Effect of choline supplementation on fatigue in trained cyclists.

The availability of choline, the precurser of the neurotransmitter, acetylcholine, in the diet is sufficient to provide the body's requirements under normal conditions. However, preliminary evidence indicates that depletion of choline may limit performance, while oral supplementation may delay fatigue during prolonged efforts. A double-blind cross-over design was used to determine the relationship between plasma choline and fatigue during supramaximal brief and submaximal prolonged activities. Twenty male cyclists (ages 23-29) with maximal aerobic power (VO2max) between 58 and 81 ml.min-1.kg-1 were randomly divided into BRIEF (N = 10) and PROLONGED (N = 10) groups. One hour after drinking a beverage with or without choline bitartrate (2.43 g), cyclists began riding at a power output equivalent to approximately 150% (BRIEF) and 70% (PROLONGED) of VO2max at a cadence of 80-90 rpm. Time to exhaustion, indirect calorimetry and serum choline, lactate, and glucose were measured. Increases in choline levels of 37 and 52% were seen within one hour of ingestion for BRIEF and PROLONGED groups, respectively. Neither group depleted choline during exercise under the choline or placebo conditions. Fatigue times and work performed under either test condition for the BRIEF or PROLONGED groups were similar. Consequently, trained cyclists do not deplete choline during supramaximal brief or prolonged submaximal exercise, nor do they benefit from choline supplementation to delay fatigue under these conditions.

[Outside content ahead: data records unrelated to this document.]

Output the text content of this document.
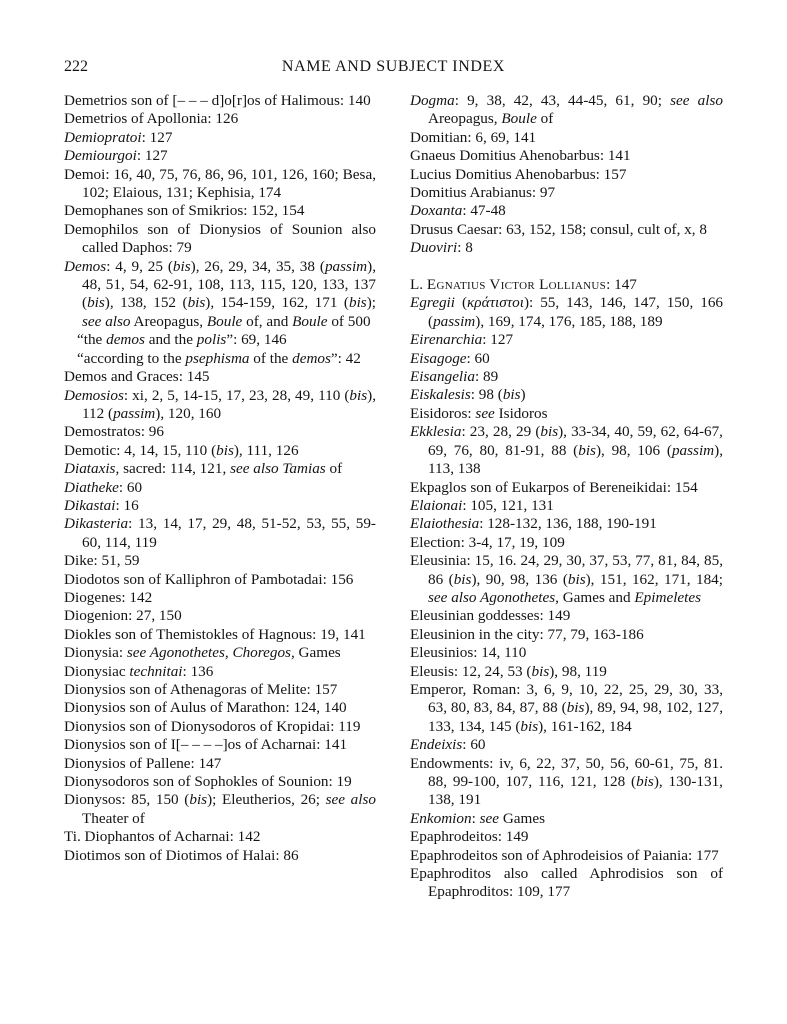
222	NAME AND SUBJECT INDEX
Demetrios son of [– – – d]o[r]os of Halimous: 140
Demetrios of Apollonia: 126
Demiopratoi: 127
Demiourgoi: 127
Demoi: 16, 40, 75, 76, 86, 96, 101, 126, 160; Besa, 102; Elaious, 131; Kephisia, 174
Demophanes son of Smikrios: 152, 154
Demophilos son of Dionysios of Sounion also called Daphos: 79
Demos: 4, 9, 25 (bis), 26, 29, 34, 35, 38 (passim), 48, 51, 54, 62-91, 108, 113, 115, 120, 133, 137 (bis), 138, 152 (bis), 154-159, 162, 171 (bis); see also Areopagus, Boule of, and Boule of 500
“the demos and the polis”: 69, 146
“according to the psephisma of the demos”: 42
Demos and Graces: 145
Demosios: xi, 2, 5, 14-15, 17, 23, 28, 49, 110 (bis), 112 (passim), 120, 160
Demostratos: 96
Demotic: 4, 14, 15, 110 (bis), 111, 126
Diataxis, sacred: 114, 121, see also Tamias of
Diatheke: 60
Dikastai: 16
Dikasteria: 13, 14, 17, 29, 48, 51-52, 53, 55, 59-60, 114, 119
Dike: 51, 59
Diodotos son of Kalliphron of Pambotadai: 156
Diogenes: 142
Diogenion: 27, 150
Diokles son of Themistokles of Hagnous: 19, 141
Dionysia: see Agonothetes, Choregos, Games
Dionysiac technitai: 136
Dionysios son of Athenagoras of Melite: 157
Dionysios son of Aulus of Marathon: 124, 140
Dionysios son of Dionysodoros of Kropidai: 119
Dionysios son of I[– – – –]os of Acharnai: 141
Dionysios of Pallene: 147
Dionysodoros son of Sophokles of Sounion: 19
Dionysos: 85, 150 (bis); Eleutherios, 26; see also Theater of
Ti. Diophantos of Acharnai: 142
Diotimos son of Diotimos of Halai: 86
Dogma: 9, 38, 42, 43, 44-45, 61, 90; see also Areopagus, Boule of
Domitian: 6, 69, 141
Gnaeus Domitius Ahenobarbus: 141
Lucius Domitius Ahenobarbus: 157
Domitius Arabianus: 97
Doxanta: 47-48
Drusus Caesar: 63, 152, 158; consul, cult of, x, 8
Duoviri: 8
L. Egnatius Victor Lollianus: 147
Egregii (κράτιστοι): 55, 143, 146, 147, 150, 166 (passim), 169, 174, 176, 185, 188, 189
Eirenarchia: 127
Eisagoge: 60
Eisangelia: 89
Eiskalesis: 98 (bis)
Eisidoros: see Isidoros
Ekklesia: 23, 28, 29 (bis), 33-34, 40, 59, 62, 64-67, 69, 76, 80, 81-91, 88 (bis), 98, 106 (passim), 113, 138
Ekpaglos son of Eukarpos of Bereneikidai: 154
Elaionai: 105, 121, 131
Elaiothesia: 128-132, 136, 188, 190-191
Election: 3-4, 17, 19, 109
Eleusinia: 15, 16. 24, 29, 30, 37, 53, 77, 81, 84, 85, 86 (bis), 90, 98, 136 (bis), 151, 162, 171, 184; see also Agonothetes, Games and Epimeletes
Eleusinian goddesses: 149
Eleusinion in the city: 77, 79, 163-186
Eleusinios: 14, 110
Eleusis: 12, 24, 53 (bis), 98, 119
Emperor, Roman: 3, 6, 9, 10, 22, 25, 29, 30, 33, 63, 80, 83, 84, 87, 88 (bis), 89, 94, 98, 102, 127, 133, 134, 145 (bis), 161-162, 184
Endeixis: 60
Endowments: iv, 6, 22, 37, 50, 56, 60-61, 75, 81. 88, 99-100, 107, 116, 121, 128 (bis), 130-131, 138, 191
Enkomion: see Games
Epaphrodeitos: 149
Epaphrodeitos son of Aphrodeisios of Paiania: 177
Epaphroditos also called Aphrodisios son of Epaphroditos: 109, 177
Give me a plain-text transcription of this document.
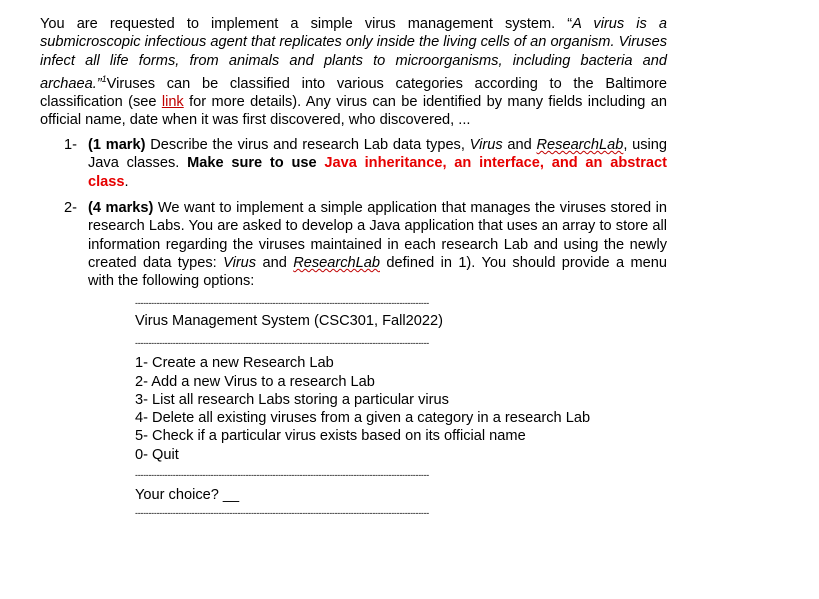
You are requested to implement a simple virus management system. “A virus is a submicroscopic infectious agent that replicates only inside the living cells of an organism. Viruses infect all life forms, from animals and plants to microorganisms, including bacteria and archaea.”$^1$Viruses can be classified into various categories according to the Baltimore classification (see link for more details). Any virus can be identified by many fields including an official name, date when it was first discovered, who discovered, ...

1- (1 mark) Describe the virus and research Lab data types, Virus and ResearchLab, using Java classes. Make sure to use Java inheritance, an interface, and an abstract class.
2- (4 marks) We want to implement a simple application that manages the viruses stored in research Labs. You are asked to develop a Java application that uses an array to store all information regarding the viruses maintained in each research Lab and using the newly created data types: Virus and ResearchLab defined in 1). You should provide a menu with the following options:
-------------------------------------------------------------------------------------------------------------
Virus Management System (CSC301, Fall2022)
-------------------------------------------------------------------------------------------------------------
1- Create a new Research Lab
2- Add a new Virus to a research Lab
3- List all research Labs storing a particular virus
4- Delete all existing viruses from a given a category in a research Lab
5- Check if a particular virus exists based on its official name
0- Quit
-------------------------------------------------------------------------------------------------------------
Your choice? __
-------------------------------------------------------------------------------------------------------------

Exercise and neuromodulators: choline and acetylcholine in marathon runners.

Certain neurotransmitters (i.e., acetylcholine, catecholamines, and serotonin) are formed from dietary constituents (i.e., choline, tyrosine and tryptophan). Changing the consumption of these precursors alters release of their respective neurotransmitter products. The neurotransmitter acetylcholine is released from the neuromuscular junction and from brain. It is formed from choline, a common constituent in fish, liver, and eggs. Choline is also incorporated into cell membranes; membranes may likewise serve as an alternative choline source for acetylcholine synthesis. In trained athletes, running a 26 km marathon reduced plasma choline by approximately 40%, from 14.1 to 8.4 uM. Changes of similar magnitude have been shown to reduce acetylcholine release from the neuromuscular junction in vivo. Thus, the reductions in plasma choline associated with strenuous exercise may reduce acetylcholine release, and could thereby affect endurance or performance.